Analyse et Décryptage
... et Décryptage : Analyse au vol SCAFophonie
Quand la cacophonie est de mise comme sur le dossier du SCAF depuis de longues semaines, apportant son lot de hauts et de bas, comme au yoyo, avec ses disputes et ses tentatives de réconciliation, il est bon que des experts, posés, sensés, éclairés, viennent nous apporter leur analyse pertinente, sans crier avec les loups, sans anathèmes ni invectives, avec le bon sens qui manque souvent aux passions.

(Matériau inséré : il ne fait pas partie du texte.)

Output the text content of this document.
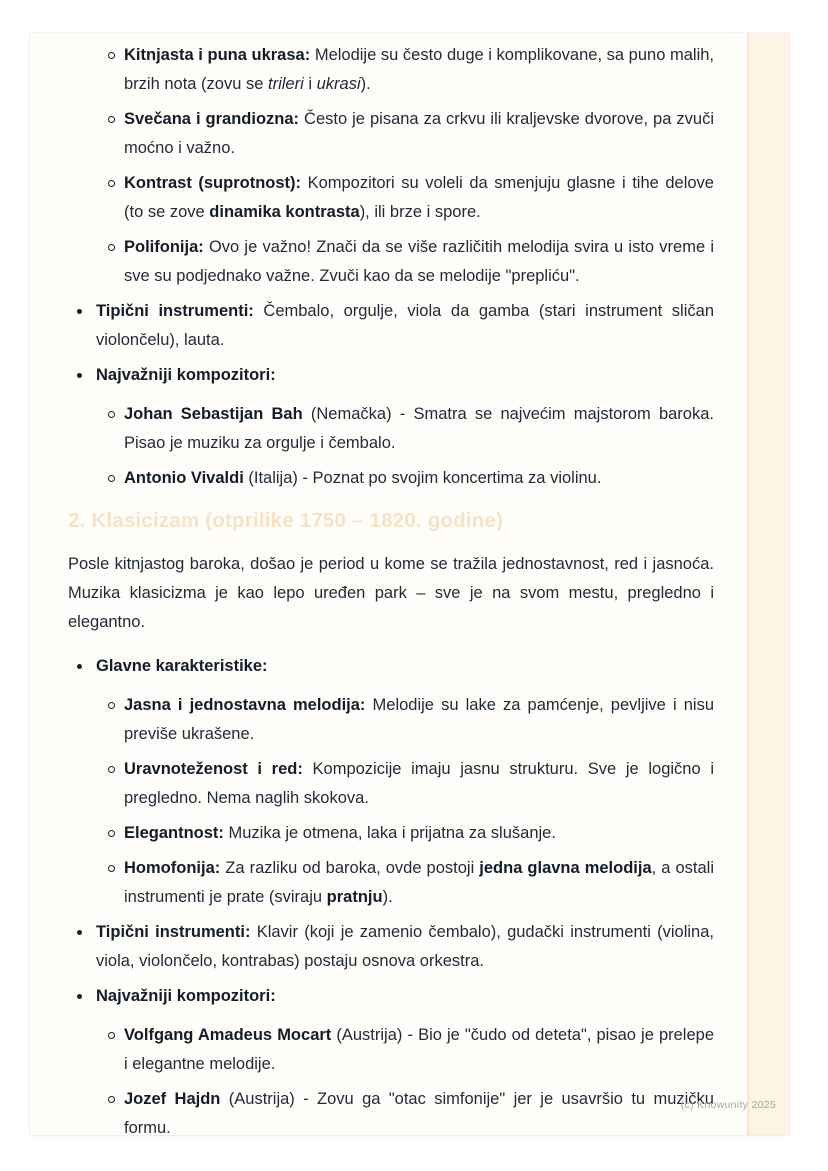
Kitnjasta i puna ukrasa: Melodije su često duge i komplikovane, sa puno malih, brzih nota (zovu se trileri i ukrasi).
Svečana i grandiozna: Često je pisana za crkvu ili kraljevske dvorove, pa zvuči moćno i važno.
Kontrast (suprotnost): Kompozitori su voleli da smenjuju glasne i tihe delove (to se zove dinamika kontrasta), ili brze i spore.
Polifonija: Ovo je važno! Znači da se više različitih melodija svira u isto vreme i sve su podjednako važne. Zvuči kao da se melodije "prepliću".
Tipični instrumenti: Čembalo, orgulje, viola da gamba (stari instrument sličan violončelu), lauta.
Najvažniji kompozitori:
Johan Sebastijan Bah (Nemačka) - Smatra se najvećim majstorom baroka. Pisao je muziku za orgulje i čembalo.
Antonio Vivaldi (Italija) - Poznat po svojim koncertima za violinu.
2. Klasicizam (otprilike 1750 – 1820. godine)

Posle kitnjastog baroka, došao je period u kome se tražila jednostavnost, red i jasnoća. Muzika klasicizma je kao lepo uređen park – sve je na svom mestu, pregledno i elegantno.

Glavne karakteristike:
Jasna i jednostavna melodija: Melodije su lake za pamćenje, pevljive i nisu previše ukrašene.
Uravnoteženost i red: Kompozicije imaju jasnu strukturu. Sve je logično i pregledno. Nema naglih skokova.
Elegantnost: Muzika je otmena, laka i prijatna za slušanje.
Homofonija: Za razliku od baroka, ovde postoji jedna glavna melodija, a ostali instrumenti je prate (sviraju pratnju).
Tipični instrumenti: Klavir (koji je zamenio čembalo), gudački instrumenti (violina, viola, violončelo, kontrabas) postaju osnova orkestra.
Najvažniji kompozitori:
Volfgang Amadeus Mocart (Austrija) - Bio je "čudo od deteta", pisao je prelepe i elegantne melodije.
Jozef Hajdn (Austrija) - Zovu ga "otac simfonije" jer je usavršio tu muzičku formu.
(c) Knowunity 2025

C’est ce que fait Gérard Briard dans sa note éclairante sur les systèmes de systèmes [Lettre TBM n°47 du 01/12/2025 ] qui peut sans mal s’appliquer au programme SCAF et à ses différentes composantes dont celle de sa composante aéronef NGF. Ingénieur et gestionnaire, Gérard, qui fait partie des fondateurs d’ID Aero+, a longtemps travaillé à la DGA (qui était la Délégation Générale à l’Armement avant de devenir Direction), notamment comme responsable du bureau des moteurs et équipements aérospatiaux mais aussi à la DCN (non encore devenue DNCS puis Naval Group aujourd’hui), la Direction des Constructions Navales. Dans sa longue carrière, il s’est aussi occupé d’électronique, d’investissements étrangers, de restructuration.

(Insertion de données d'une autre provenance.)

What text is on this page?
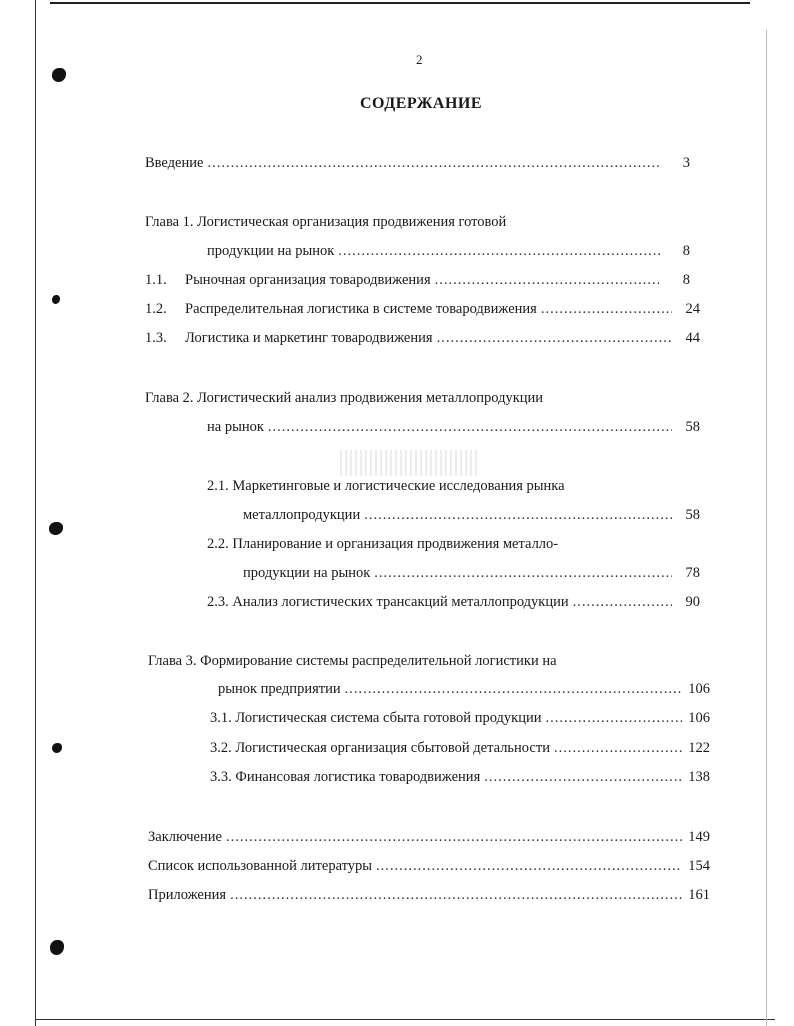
2
СОДЕРЖАНИЕ
Введение .....	3
Глава 1. Логистическая организация продвижения готовой
продукции на рынок .....	8
1.1.	Рыночная организация товародвижения .....	8
1.2.	Распределительная логистика в системе товародвижения .....	24
1.3.	Логистика и маркетинг товародвижения .....	44
Глава 2. Логистический анализ продвижения металлопродукции
на рынок .....	58
2.1. Маркетинговые и логистические исследования рынка
металлопродукции .....	58
2.2. Планирование и организация продвижения металло-
продукции на рынок .....	78
2.3. Анализ логистических трансакций металлопродукции .....	90
Глава 3. Формирование системы распределительной логистики на
рынок предприятии .....	106
3.1. Логистическая система сбыта готовой продукции .....	106
3.2. Логистическая организация сбытовой детальности .....	122
3.3. Финансовая логистика товародвижения .....	138
Заключение .....	149
Список использованной литературы .....	154
Приложения .....	161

Autant dire que son avis est précieux. D’autant que ses talents didactiques nous permettent de sortir des verbiages fréquents des soi-disant «experts ». Avec lui, on comprend rapidement ce qu’est un système de systèmes : un avion de combat avec son ravitailleur, ses appareils d’escorte, ses systèmes radars au sol ou embarqués, un porte-avions avec ses navires d’escorte, frégates, ravitailleurs, etc. Idem pour un sous-marin nucléaire avant qu’il ne se dissolve « dans la mer jolie ».

Alors, quand certains acteurs ou observateurs, pour tenter de trouver une fausse porte de sortie aux dissensions sur le SCAF – qui cachent mal la volonté de certains, notamment outre-Rhin, de tenter de récupérer une partie du savoir-faire, unique en Europe, de Dassault en matière de conception d’avion de combat et de son système de commandes de vol et d’armement – parlent de décorréler le SCAF du NGF, donc de faire un système de systèmes de combat aérien… sans avion ou avec chacun le sien, on ne peut réprimer un sourire ou une larme.

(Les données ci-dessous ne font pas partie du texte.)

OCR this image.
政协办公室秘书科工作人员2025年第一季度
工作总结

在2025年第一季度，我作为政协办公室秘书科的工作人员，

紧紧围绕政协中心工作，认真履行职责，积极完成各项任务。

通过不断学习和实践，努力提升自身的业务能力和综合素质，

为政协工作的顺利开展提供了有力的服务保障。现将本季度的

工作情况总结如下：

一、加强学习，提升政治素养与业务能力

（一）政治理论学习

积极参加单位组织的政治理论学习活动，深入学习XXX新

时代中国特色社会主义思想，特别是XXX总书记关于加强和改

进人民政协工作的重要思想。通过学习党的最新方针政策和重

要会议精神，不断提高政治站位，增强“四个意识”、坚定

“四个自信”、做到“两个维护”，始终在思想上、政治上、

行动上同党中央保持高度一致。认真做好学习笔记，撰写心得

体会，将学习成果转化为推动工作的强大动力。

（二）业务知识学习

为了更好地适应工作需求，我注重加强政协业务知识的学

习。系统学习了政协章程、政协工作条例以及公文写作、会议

Quand les mêmes ou d’autres essayent de camoufler ce scénario bancal en parlant d’un « cloud » européen, c’est ne rien comprendre à ce terme qui impliquent le partage d’informations – et non la simple interopérabilité comme cela existe depuis des décennies au sein de l’OTAN ou via le SCCOA, système de commandement et de conduite des opérations aériennes.
Qui dit partage d’informations dit partage de souveraineté. Or, dans ce domaine, tant qu’il n’existe pas une véritable politique de défense (et étrangère au passage) dans l’Union européenne, cela semble relever de l’utopie ou d’un concept fumeux.
Le fait que la France, qui est la seule en Europe, à disposer d’une véritable autonomie stratégique, ait été montrée du doigt dans cette affaire et que ses « partenaires » sur le SCAF, Allemagne, Espagne, Belgique, aient, eux, tous des liens avec Washington pour leurs choix militaires – y compris l’achat d’avions de combat comme ils l’ont prouvé par le passé – ne peut tenir du simple hasard.

Tout ce galimatias ressemble fort à une tentative des différents protagonistes de sauver la face et de maquiller un éventuel divorce - moyennement - à l’amiable en évolution tactico-stratégique à la crédibilité très moyenne. Sauf s’ils parviennent in extremis à un accord comme d’aucuns semblent encore y croire.
Cette tentative est pourtant loin de répondre à toutes les questions. En séparant le NGF (dont la France se devait de garder le leadership indiscutable) du SCAF, les équilibres de ce dernier seraient-ils réexaminés au profit des Français dont les compétences en matière de logiciels et de systèmes d’information sont, elles aussi, incontestables ?
Bref, s’ils refusent d’adopter un système laissant la maîtrise d’œuvre au plus compétent, donc Paris pour le NGF, les partenaires européens du SCAF seront encore une fois en train de démontrer les affres de la prétendue coopération en matière d’armement (et de spatial, au passage) assortis des hérésies de la loi du « juste retour ». Le seul aspect positif de toute cette affaire, c’est s’ils mettent fin aux appétits inacceptables de ceux qui voudraient retirer à Dassault son évident leadership en matière d’avion de combat en Europe, savoir-faire qu’il est peut-être le dernier à encore maitriser de bout en bout. Des appétits que certains arbitrages politiques auraient pu nourrir au détriment des intérêts fondamentaux de la France.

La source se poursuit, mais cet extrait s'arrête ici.